“My dear Rainsford, I congratulate you."

Bob Rainsford (Joel McCrea) is a big game hunter and author. He is traveling with some companions on a yacht off the coast of South America. The captain is concerned about the channel lights through which the yacht is to pass. He believes they don’t match the charts. He discusses his concerns with the owner of the yacht. The owner insists they go ahead anyway. The yacht hits a reef and sinks. The only survivor is Rainsford. He manages to swim ashore to a small island.

Rainsford explores the island and finds what appear to be the ruins of a fortress. The owner is a man called Count Zaroff (Leslie Banks). Zaroff is also a hunter and is aware of Rainsford’s expertise as a big game hunter having read all his books. He welcomes Rainsford to his home. Zaroff introduces him to his other guests, Eve Trowbridge (Fay Wray) and her brother Martin (Robert Armstrong). They are also there due to a ship that sank. It appears that at one point there were two other sailors that had survived with them but the Trowbridge’s haven’t seen them for a couple days. Eve is very suspicious of Zaroff. Zaroff is eager to discuss hunting with Rainsford. He claims that he has found a new and dangerous game to hunt but he will not say what. He says that some time he will show him his trophy room.

That night Eve’s brother Martin disappears. She gores to Rainsford’s room to ask him to help her find out where he is. They explore the fortress and come across Zaroff’s trophy room. It is full of the heads of humans. Zaroff and two of his minions appear carrying the body of Martin Trowbridge. Eve is furious. She accuses Zaroff of killing her brother and attacks him. Zaroff has her taken away and has Rainsford chained up. He offers Rainsford the opportunity to join him as a hunter of humans. Rainsford refuses saying he is a hunter not an assassin. Zaroff is angry at Rainsford for refusing. He then tells Rainsford that if he will not join him in the hunt, then he will be the hunted.
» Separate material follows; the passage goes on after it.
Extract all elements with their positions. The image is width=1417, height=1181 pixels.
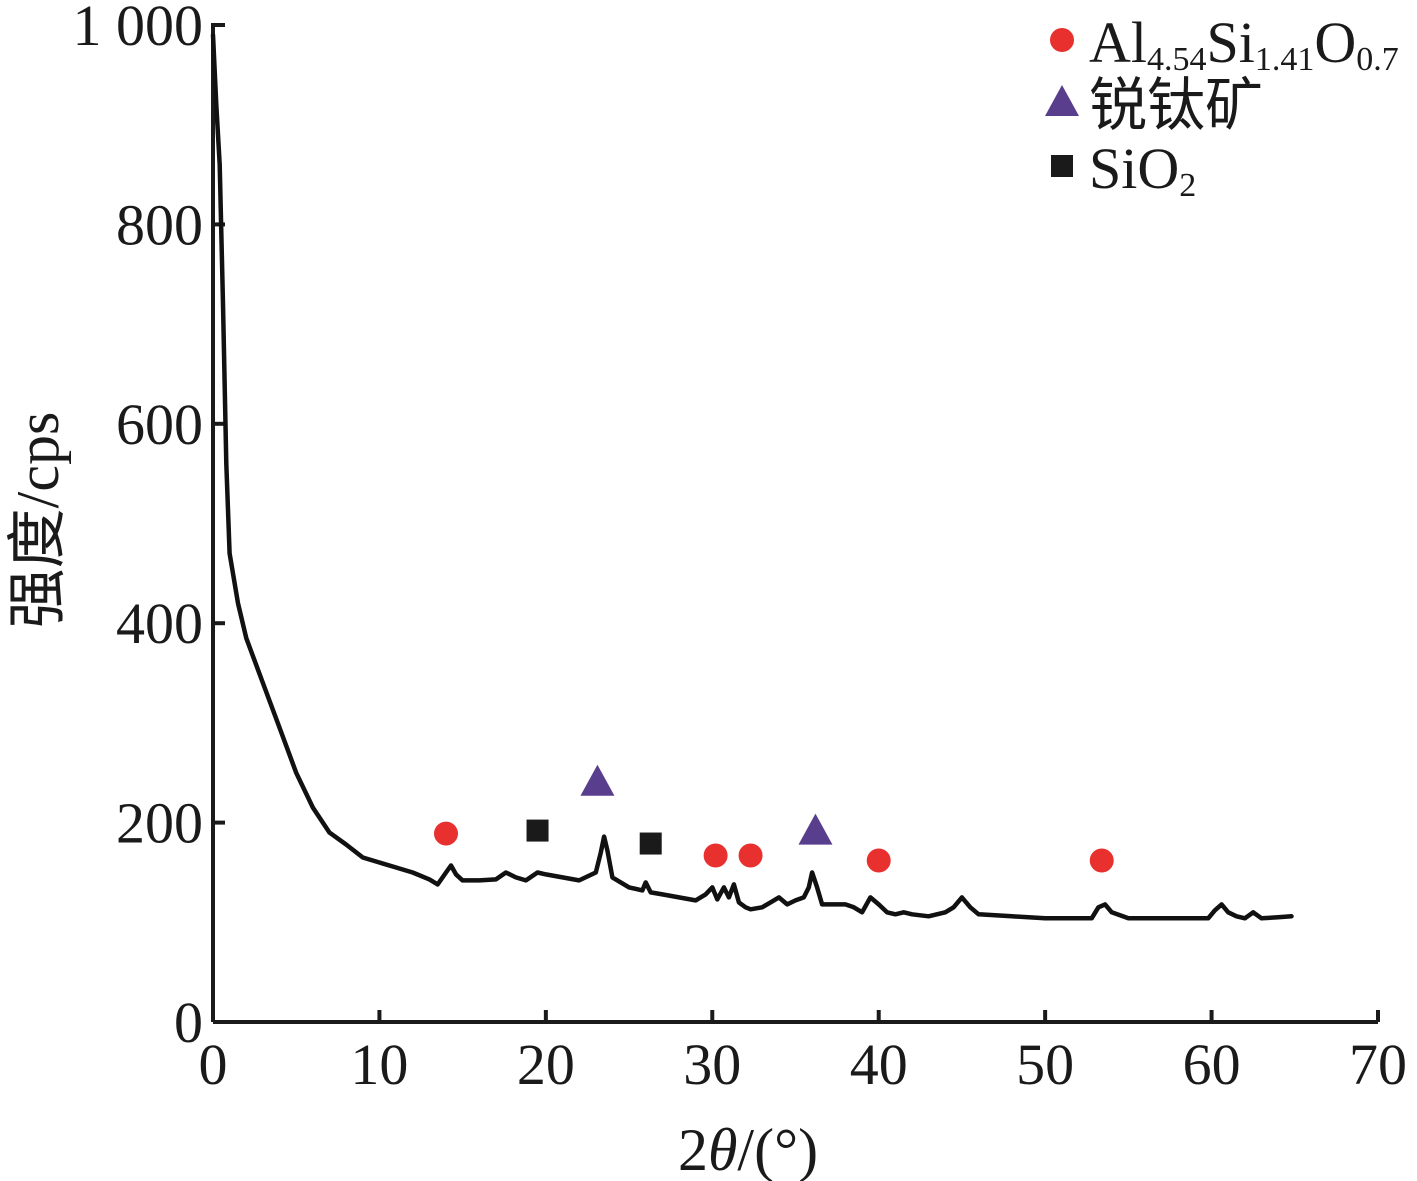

“The Most Dangerous Game” was released in 1932 and was directed by Irving Pinchel and Ernest B. Schoedsack. The film is based on a 1924 story written by Richard Connell and was produced by RKO. The sets used were the same ones used for “King Kong” (1933). It was filmed the same time as “King Kong” was being filmed. Fay Wray was also in both movies and they were both produced by Merian C. Cooper and Ernest B. Schoedsack. It was kinda like watching “King Kong” 2.0.

It is a pre-code film. Fay Wray’s outfit was more daring than it would have been after the code was firmly in place. The movie is 62 minutes long. There was a preview version that was 78 minutes long. The trophy room scenes were much longer in the preview version. There were more heads in jars. There was also an emaciated sailor, stuffed and mounted next to a tree where he was impaled by Zaroff's arrow, and another full-body figure stuffed. There were also the bodies of two of the hunting dogs mounted in a death grip. The preview audiences cringed at the head in the bottle and the mounted head scene, but when they saw the mounted figures and heard Zaroff's dialog describing in detail how each man had died, they began heading for the exit. Needless to say, these shots disappeared.

Even after the self imposed code changes within a few years the film was considered indecent and too revealing. It was barred from re-release and was not shown publicly for several decades.

The plot has been redone so many times in so many different ways in both movie and TV form. It’s one of the oldest plots around. This version is the first and to me the best. It made the ‘survival movie’ a sub-genre. It was full of action, excitement and had a sexual undercurrent that was almost visual. You understood that Zaroff was a violent man in everything he did. There were a lot of subtleties in the film that you instinctively knew without having to be show. All around a thoroughly exciting and enjoyable movie.